Je répandrai, dit-il, mon Esprit, non plus comme autrefois sur quelques prophètes, qui paraissaient rarement de temps en temps, mais sur toute chair, c’est-à-dire sur tous les hommes, Juifs ou Gentils, sans distinction ni de sexe, ni d’âge, ni de pays. C’est pourquoi il ajoute : Vos fils et vos filles prophétiseront. Car on voit dans les Actes [Actes, 11, v. 21 ; I Cor. 14. v. 29], que plusieurs prophètes se trouvaient en même temps dans l’Église d’Antioche. Et il y en avait un si grand nombre dans celle de Corinthe, que saint Paul fut obligé de prescrire la manière en laquelle ils devaient prophétiser l’un après l’autre, pour ne point troubler l’ordre de l’Église. Il est marqué aussi dans les Actes, que les quatre filles de Philippe Diacre étaient prophétesses. »

Preuves de Jésus-Christ 4 (Laf. 301, Sel. 332). Sainteté. Effundam spiritum meum. Tous les peuples étaient dans l’infidélité et dans la concupiscence, toute la terre fut ardente de charité : les princes quittent leurs grandeurs, les filles souffrent le martyre. D’où vient cette force ? c’est que le Messie est arrivé. Voilà l’effet et les marques de sa venue.

 

Je mettrai mon esprit et ma crainte en votre cœur.

 

Jérémie, XXXI, 33. « Sed hoc erit pactum, quod feriam cum domo Israël post dies illos, dicit Dominus : Dabo legem meam in visceribus eorum, et in corde eorum scribam eam : et ero eis in Deum et ipsi erunt mihi in populum » ; « Mais voici l’alliance que je ferai avec la maison d’Israël après que ce temps-là sera venu, dit le Seigneur : J’imprimerai ma loi dans leurs entrailles, et je l’écrirai dans leur cœur, et je serai leur Dieu, et ils seront mon peuple. »

Prophéties 25 (Laf. 346, Sel. 378). Prédictions. Il est prédit qu’au temps du Messie il viendrait établir une nouvelle alliance qui ferait oublier la sortie d’Égypte - Jér. 23. 5. - Is. 43. 16 - qui mettrait sa loi non dans l’extérieur mais dans le cœur, qu’il mettrait sa crainte qui n’avait été qu’au dehors, dans le milieu du cœur. Qui ne voit la loi chrétienne en tout cela ?

Prophéties 17 (Laf. 338, Sel. 370). Prédictions.
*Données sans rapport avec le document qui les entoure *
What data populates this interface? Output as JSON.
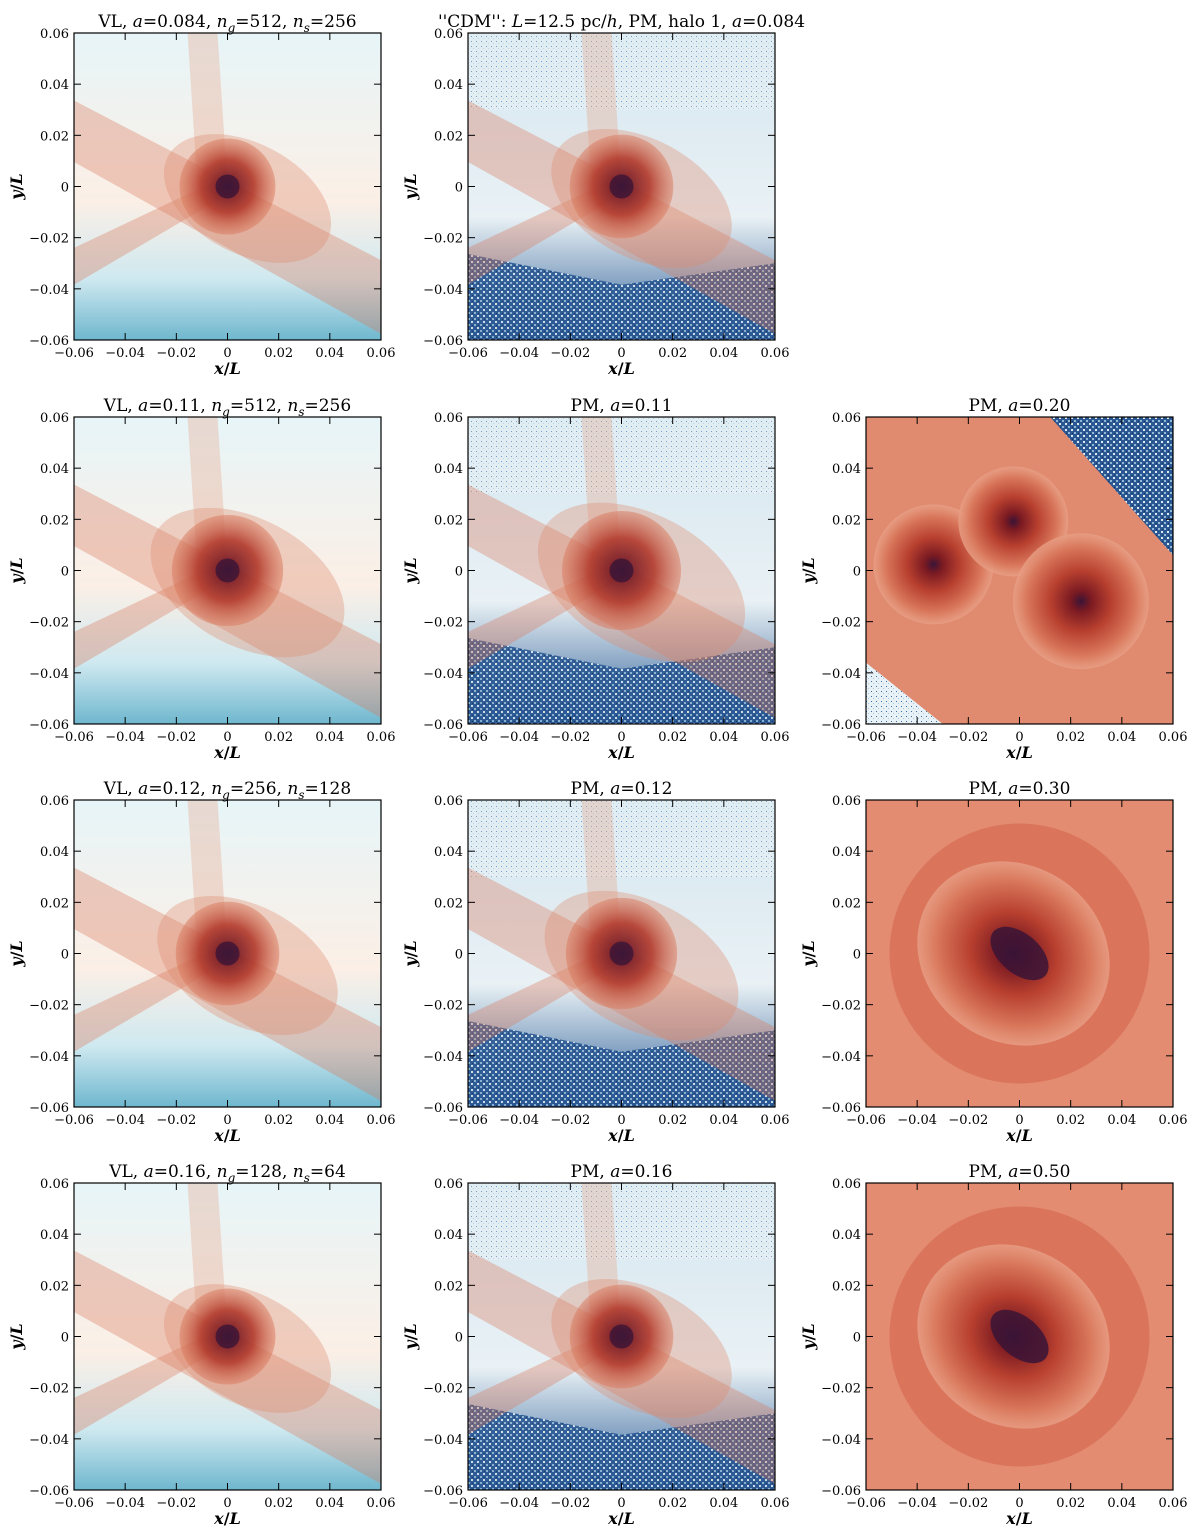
{
  "figure": {
    "axis_labels": {
      "x": "x/L",
      "y": "y/L"
    },
    "ticks": [
      "-0.06",
      "-0.04",
      "-0.02",
      "0",
      "0.02",
      "0.04",
      "0.06"
    ],
    "tick_values": [
      -0.06,
      -0.04,
      -0.02,
      0,
      0.02,
      0.04,
      0.06
    ],
    "panels": [
      {
        "id": "vl-a0084",
        "method": "VL",
        "a": "0.084",
        "title": "VL, a=0.084, n_g=512, n_s=256",
        "title_parts": {
          "label": "VL",
          "a": "0.084",
          "ng": "512",
          "ns": "256"
        }
      },
      {
        "id": "cdm-a0084",
        "method": "PM",
        "a": "0.084",
        "title": "\"CDM\": L=12.5 pc/h, PM, halo 1, a=0.084",
        "title_parts": {
          "quote_open": "''",
          "cdm": "CDM",
          "quote_close": "''",
          "L": "12.5",
          "units": "pc/h",
          "method": "PM",
          "halo": "halo 1",
          "a": "0.084"
        }
      },
      {
        "id": "vl-a011",
        "method": "VL",
        "a": "0.11",
        "title": "VL, a=0.11, n_g=512, n_s=256",
        "title_parts": {
          "label": "VL",
          "a": "0.11",
          "ng": "512",
          "ns": "256"
        }
      },
      {
        "id": "pm-a011",
        "method": "PM",
        "a": "0.11",
        "title": "PM, a=0.11",
        "title_parts": {
          "label": "PM",
          "a": "0.11"
        }
      },
      {
        "id": "pm-a020",
        "method": "PM",
        "a": "0.20",
        "title": "PM, a=0.20",
        "title_parts": {
          "label": "PM",
          "a": "0.20"
        }
      },
      {
        "id": "vl-a012",
        "method": "VL",
        "a": "0.12",
        "title": "VL, a=0.12, n_g=256, n_s=128",
        "title_parts": {
          "label": "VL",
          "a": "0.12",
          "ng": "256",
          "ns": "128"
        }
      },
      {
        "id": "pm-a012",
        "method": "PM",
        "a": "0.12",
        "title": "PM, a=0.12",
        "title_parts": {
          "label": "PM",
          "a": "0.12"
        }
      },
      {
        "id": "pm-a030",
        "method": "PM",
        "a": "0.30",
        "title": "PM, a=0.30",
        "title_parts": {
          "label": "PM",
          "a": "0.30"
        }
      },
      {
        "id": "vl-a016",
        "method": "VL",
        "a": "0.16",
        "title": "VL, a=0.16, n_g=128, n_s=64",
        "title_parts": {
          "label": "VL",
          "a": "0.16",
          "ng": "128",
          "ns": "64"
        }
      },
      {
        "id": "pm-a016",
        "method": "PM",
        "a": "0.16",
        "title": "PM, a=0.16",
        "title_parts": {
          "label": "PM",
          "a": "0.16"
        }
      },
      {
        "id": "pm-a050",
        "method": "PM",
        "a": "0.50",
        "title": "PM, a=0.50",
        "title_parts": {
          "label": "PM",
          "a": "0.50"
        }
      }
    ],
    "colors": {
      "void_blue": "#1f4e8c",
      "light_blue": "#a9d8e6",
      "pale": "#fbe9df",
      "red": "#c0392b",
      "dark_core": "#3a1436"
    }
  }
}
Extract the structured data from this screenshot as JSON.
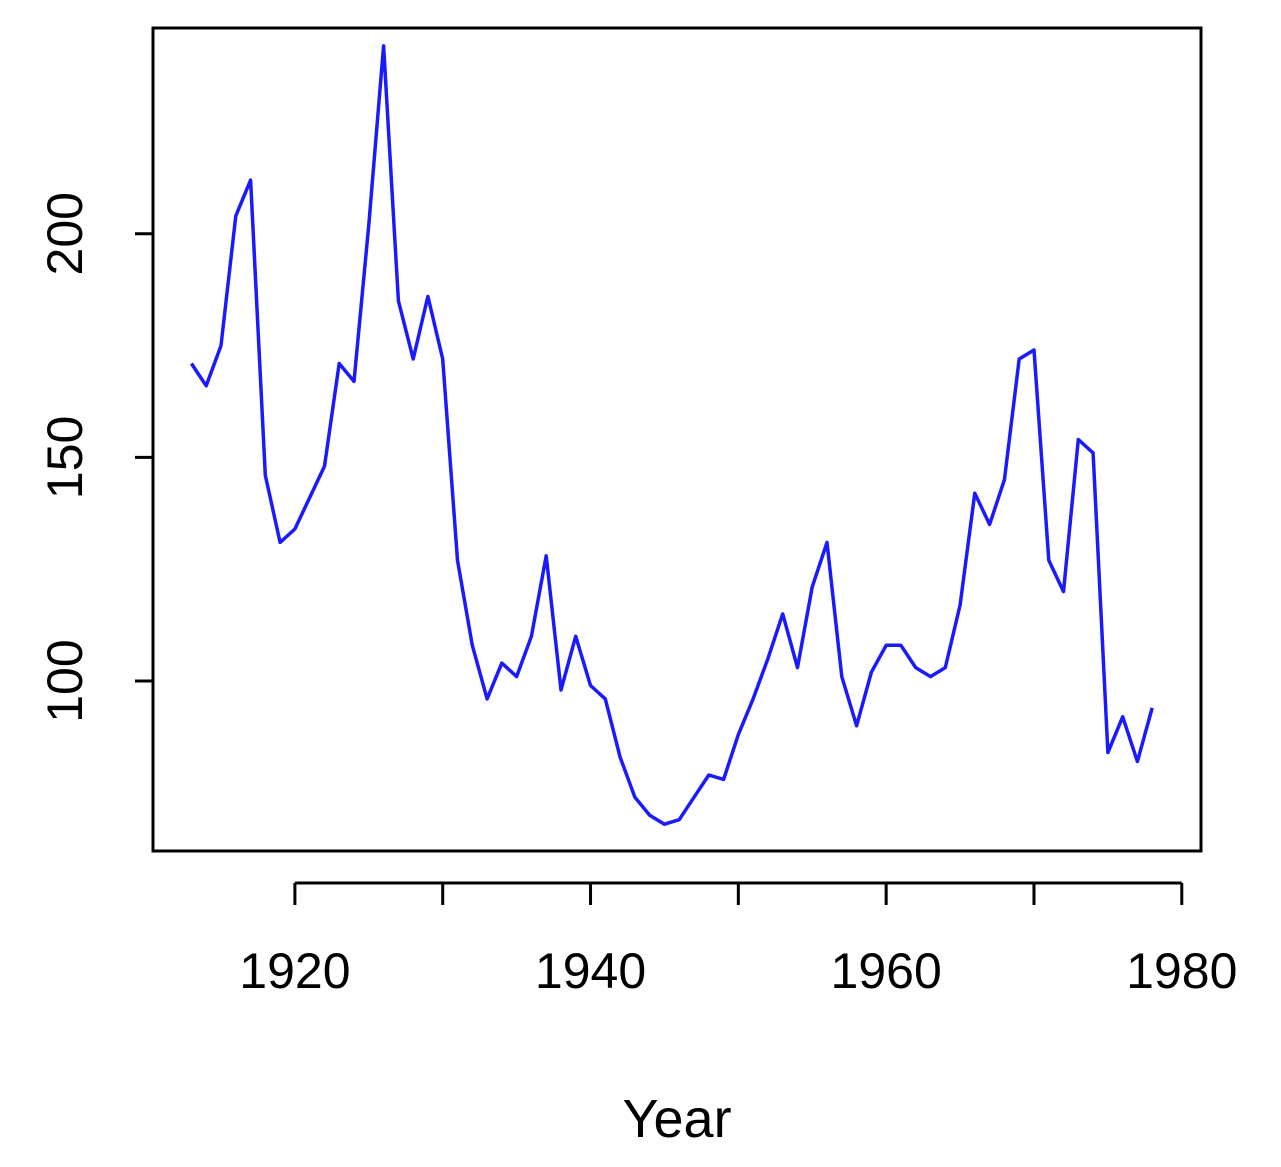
{
  "chart_data": {
    "type": "line",
    "title": "",
    "xlabel": "Year",
    "ylabel": "",
    "xlim": [
      1910.4,
      1981.3
    ],
    "ylim": [
      62,
      246
    ],
    "x_ticks": [
      1920,
      1940,
      1960,
      1980
    ],
    "y_ticks": [
      100,
      150,
      200
    ],
    "grid": false,
    "legend": "none",
    "colors": {
      "line": "#1a1aff",
      "axis": "#000000"
    },
    "series": [
      {
        "x": [
          1913,
          1914,
          1915,
          1916,
          1917,
          1918,
          1919,
          1920,
          1921,
          1922,
          1923,
          1924,
          1925,
          1926,
          1927,
          1928,
          1929,
          1930,
          1931,
          1932,
          1933,
          1934,
          1935,
          1936,
          1937,
          1938,
          1939,
          1940,
          1941,
          1942,
          1943,
          1944,
          1945,
          1946,
          1947,
          1948,
          1949,
          1950,
          1951,
          1952,
          1953,
          1954,
          1955,
          1956,
          1957,
          1958,
          1959,
          1960,
          1961,
          1962,
          1963,
          1964,
          1965,
          1966,
          1967,
          1968,
          1969,
          1970,
          1971,
          1972,
          1973,
          1974,
          1975,
          1976,
          1977,
          1978
        ],
        "values": [
          171,
          166,
          175,
          204,
          212,
          146,
          131,
          134,
          141,
          148,
          171,
          167,
          202,
          242,
          185,
          172,
          186,
          172,
          127,
          108,
          96,
          104,
          101,
          110,
          128,
          98,
          110,
          99,
          96,
          83,
          74,
          70,
          68,
          69,
          74,
          79,
          78,
          88,
          96,
          105,
          115,
          103,
          121,
          131,
          101,
          90,
          102,
          108,
          108,
          103,
          101,
          103,
          117,
          142,
          135,
          145,
          172,
          174,
          127,
          120,
          154,
          151,
          84,
          92,
          82,
          94
        ]
      }
    ]
  }
}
Qu’en la 4e monarchie, avant la destruction du 2e temple, avant que la domination des Juifs fût ôtée en la 70e semaine de Daniel, pendant la durée du 2e temple les païens seraient instruits et amenés à la connaissance du Dieu adoré par les Juifs, que ceux qui l’aiment seraient délivrés de leurs ennemis, remplis de sa crainte et de son amour.

Et il est arrivé qu’en la 4e monarchie avant la destruction du 2e temple, etc. les païens en foule adorent Dieu et mènent une vie angélique.

Les filles consacrent à Dieu leur virginité et leur vie, les hommes renoncent à tous plaisirs. Ce que Platon n’a pu persuader à quelque peu d’hommes choisis et si instruits une force secrète le persuade à cent milliers d’hommes ignorants, par la vertu de peu de paroles.

Les riches quittent leurs biens, les enfants quittent la maison délicate de leurs pères pour aller dans l’austérité d’un désert, etc. Voyez Philon juif.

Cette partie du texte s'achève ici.